Fully 80 per cent of IT leaders see automation as key to optimising costs and, Gartner recently predicted, fully 70 per cent of organisations will have automated their infrastructure by 2025 – up from just 20 per cent last year.
Gartner calls the trend hyperautomation – defined as “a disciplined, business-driven approach to rapidly identify, vet and automate as many business and IT processes as possible” – and has named it among this year’s most significant businesses challenges.
Automation among Workato’s customers corroborate new figures from Salesforce subsidiary MuleSoft, whose recent customer survey found 91 per cent reporting that business teams had increasingly demanded automation over the past two years.
Australian businesses were slightly ahead of world pace when it comes to automation, with increased demand driven by research and development, administrative, customer service, and finance and accounting business units.
Yet for all the enthusiasm about hyperautomation, most Australian companies recognise that actually implementing it remains complex, with 93 per cent admitting that overhauling their existing systems for automation could increase ‘technical debt’.
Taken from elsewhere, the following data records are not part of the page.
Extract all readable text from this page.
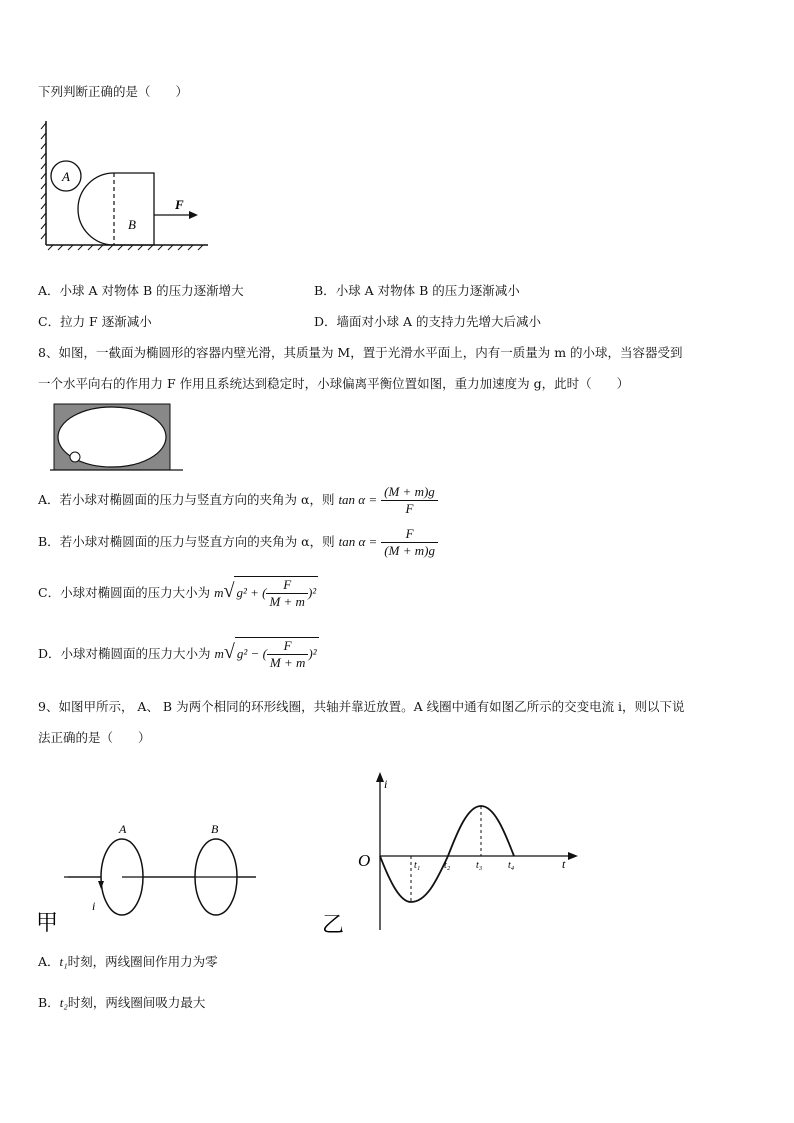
下列判断正确的是（　　）
A
B
F
A．小球 A 对物体 B 的压力逐渐增大	B．小球 A 对物体 B 的压力逐渐减小
C．拉力 F 逐渐减小	D．墙面对小球 A 的支持力先增大后减小
8、如图，一截面为椭圆形的容器内壁光滑，其质量为 M，置于光滑水平面上，内有一质量为 m 的小球，当容器受到
一个水平向右的作用力 F 作用且系统达到稳定时，小球偏离平衡位置如图，重力加速度为 g，此时（　　）
A．若小球对椭圆面的压力与竖直方向的夹角为 α，则 $\tan \alpha = \frac{(M + m)g}{F}$
B．若小球对椭圆面的压力与竖直方向的夹角为 α，则 $\tan \alpha = \frac{F}{(M + m)g}$
C．小球对椭圆面的压力大小为 m√ g² + ( $\frac{F}{M + m} )^2$
D．小球对椭圆面的压力大小为 m√ g² − ( $\frac{F}{M + m} )^2$
9、如图甲所示， A、 B 为两个相同的环形线圈，共轴并靠近放置。A 线圈中通有如图乙所示的交变电流 i，则以下说
法正确的是（　　）
A	B
i
甲
i
t
O	t₁ t₂	t₃	t₄
乙
A．t₁时刻，两线圈间作用力为零
B．t₂时刻，两线圈间吸力最大
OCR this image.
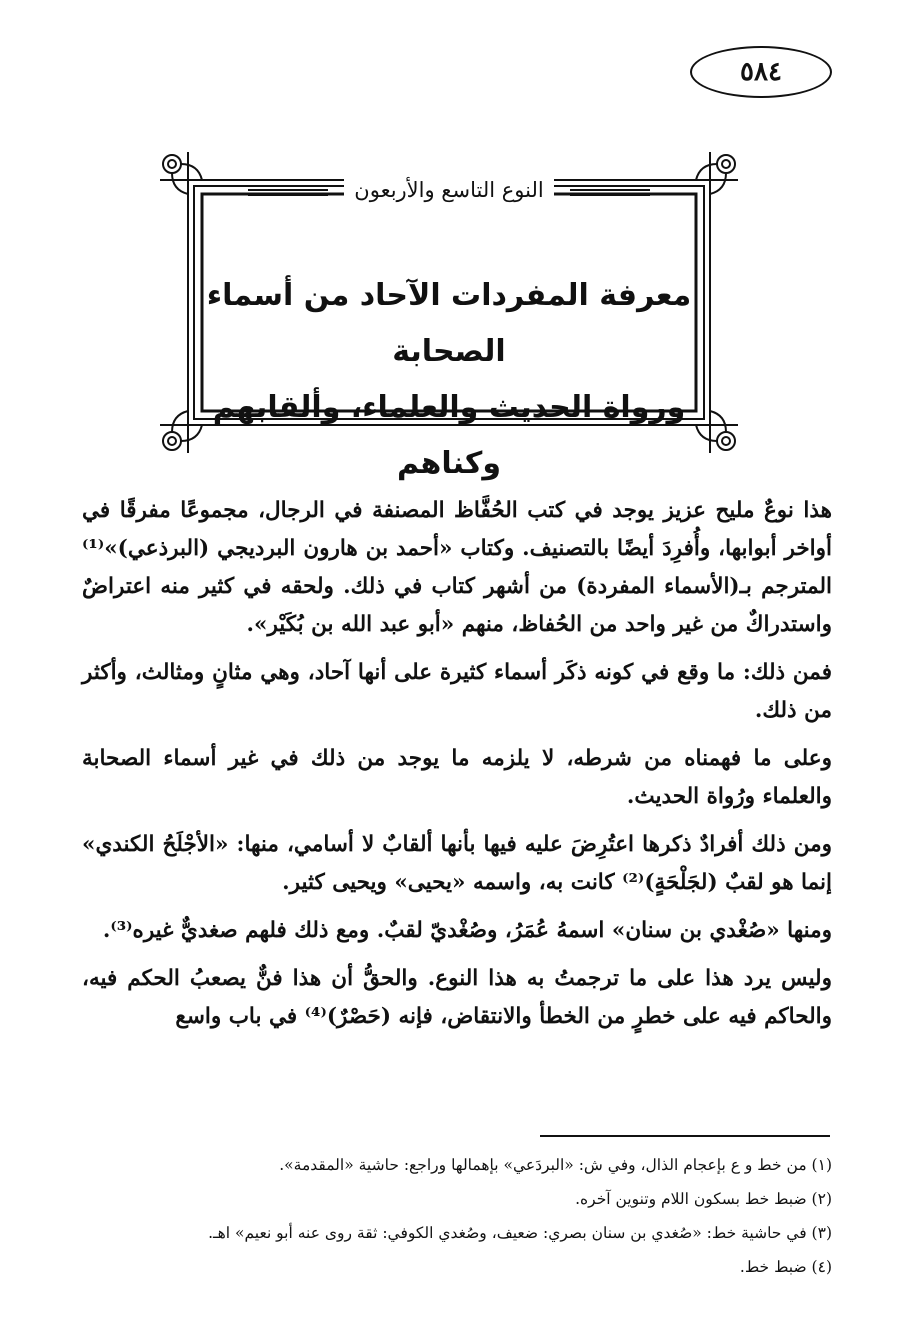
٥٨٤
النوع التاسع والأربعون
معرفة المفردات الآحاد من أسماء الصحابة
ورواة الحديث والعلماء، وألقابهم وكناهم

هذا نوعٌ مليح عزيز يوجد في كتب الحُفَّاظ المصنفة في الرجال، مجموعًا مفرقًا في أواخر أبوابها، وأُفرِدَ أيضًا بالتصنيف. وكتاب «أحمد بن هارون البرديجي (البرذعي)»⁽¹⁾ المترجم بـ(الأسماء المفردة) من أشهر كتاب في ذلك. ولحقه في كثير منه اعتراضٌ واستدراكٌ من غير واحد من الحُفاظ، منهم «أبو عبد الله بن بُكَيْر».

فمن ذلك: ما وقع في كونه ذكَر أسماء كثيرة على أنها آحاد، وهي مثانٍ ومثالث، وأكثر من ذلك.

وعلى ما فهمناه من شرطه، لا يلزمه ما يوجد من ذلك في غير أسماء الصحابة والعلماء ورُواة الحديث.

ومن ذلك أفرادٌ ذكرها اعتُرِضَ عليه فيها بأنها ألقابٌ لا أسامي، منها: «الأجْلَحُ الكندي» إنما هو لقبٌ (لجَلْحَةٍ)⁽²⁾ كانت به، واسمه «يحيى» ويحيى كثير.

ومنها «صُغْدي بن سنان» اسمهُ عُمَرُ، وصُغْديّ لقبٌ. ومع ذلك فلهم صغديٌّ غيره⁽³⁾.

وليس يرد هذا على ما ترجمتُ به هذا النوع. والحقُّ أن هذا فنٌّ يصعبُ الحكم فيه، والحاكم فيه على خطرٍ من الخطأ والانتقاض، فإنه (حَصْرٌ)⁽⁴⁾ في باب واسع

(١) من خط و ع بإعجام الذال، وفي ش: «البردَعي» بإهمالها وراجع: حاشية «المقدمة».
(٢) ضبط خط بسكون اللام وتنوين آخره.
(٣) في حاشية خط: «صُغدي بن سنان بصري: ضعيف، وصُغدي الكوفي: ثقة روى عنه أبو نعيم» اهـ.
(٤) ضبط خط.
“Organisations across every industry want to automate processes and customer experiences as quickly as possible,” MuleSoft Digital Transformation Office global field CTO and vice president Matt McLarty said, advocating for a ‘composable’ approach to business and warning that “if they try to go fast with the wrong tools and techniques, they’ll actually impede true innovation.”
“It’s vital that organizations become more adaptable to technological change,” he said, “enabling them to build automations and connect data and applications in a holistic manner.
“Without taking a more composable approach, organizations risk compounding rather than reducing their technical debt.”